US Treasury Secretary Timothy Geithner said on Wednesday that extending tax cuts for the wealthy instituted by former US president George W. Bush would be a US$700 billion mistake. He also rejected a compromise proposal Pbr />
Geithner said cuts for families making more than US$250,000 annually should be allowed to expire on schedule at the end of the year, but the administration believes tax cuts for the 95 percent of taxpayers making less than US$250,000 should be extended.
Geithner’s comments came during a speech at the Center for American Progress and focused on what is likely to be a key economic battle leading up to the November midterm elections. Unless Congress acts, all of the tax cuts approved in 2001 and 2003 will expire at the end of December.
PHOTO: REUTERS
Republicans have argued that all of the tax cuts should be extended. They contend that raising taxes on any group at the current moment would be harmful to the economy.
Geithner said extending the tax cuts for the top 2 percent of taxpayers would cost US$700 billion over a decade and US$30 billion for a single year. He said wealthy families are more likely to save the money, which doesn’t help the economy in the short run.
Geithner said allowing the tax cuts on the wealthy to expire would also help get the soaring deficits under control.
“Borrowing to finance tax cuts for the top 2 percent would be a US$700 billion fiscal mistake,” Geithner said. “It’s not the prescription that the economy needs right now and the country can’t afford it.”
Geithner rejected the argument that all of the tax cuts, including those for the wealthy, should be extended for a couple of years.

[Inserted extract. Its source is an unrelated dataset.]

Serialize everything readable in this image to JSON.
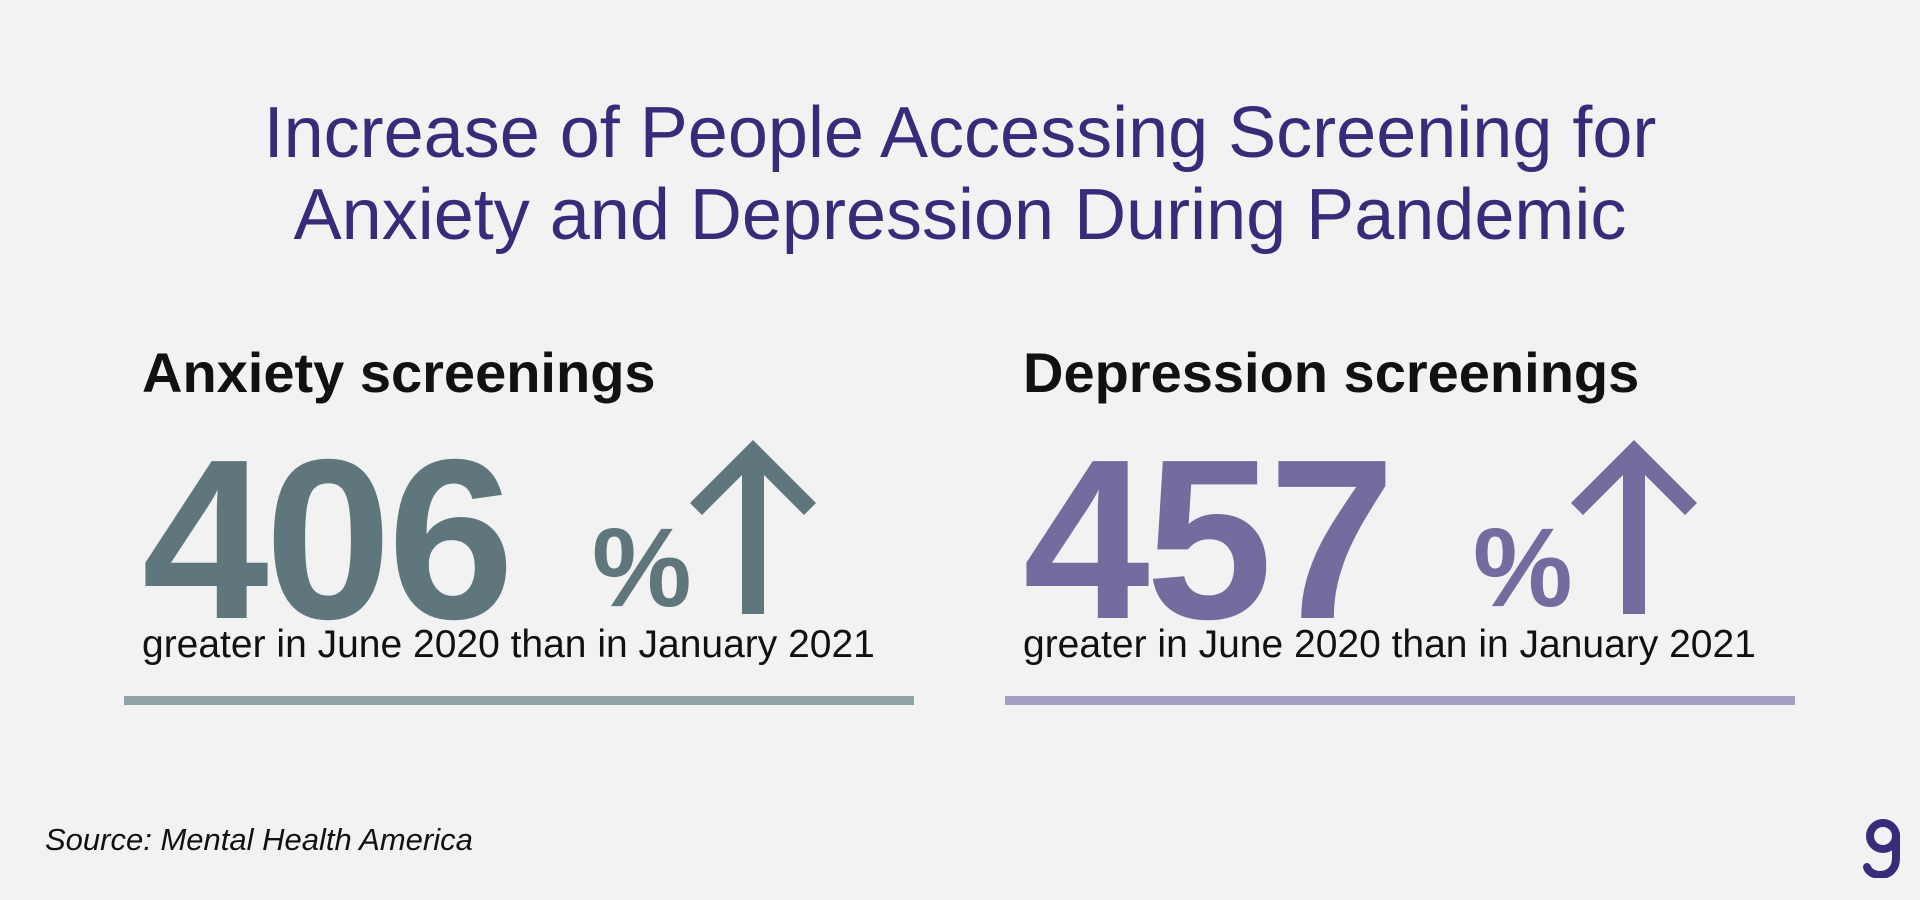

He said the money spent on extending the tax cuts for the top 2 percent of taxpayers would not do that much to boost the economy because the wealthy would save a greater proportion of these savings than lower income households, who would spend more of their tax savings, giving a boost to the economy.
He said the economy would get more of a boost by taking the US$30 billion that extending tax cuts for the wealthy would cost for one year and providing increased aid to state and local governments or expanded help for small businesses.
He also said extending tax cuts for the wealthy could burden future administrations with a difficult decision.
“The world is likely to view any temporary extension of the income tax cuts for the top 2 percent as a prelude to a long-term or permanent extension,” Geithner said. “That would hurt economic recovery by undermining confidence that we are prepared to make a commitment today to bring down our future deficits.”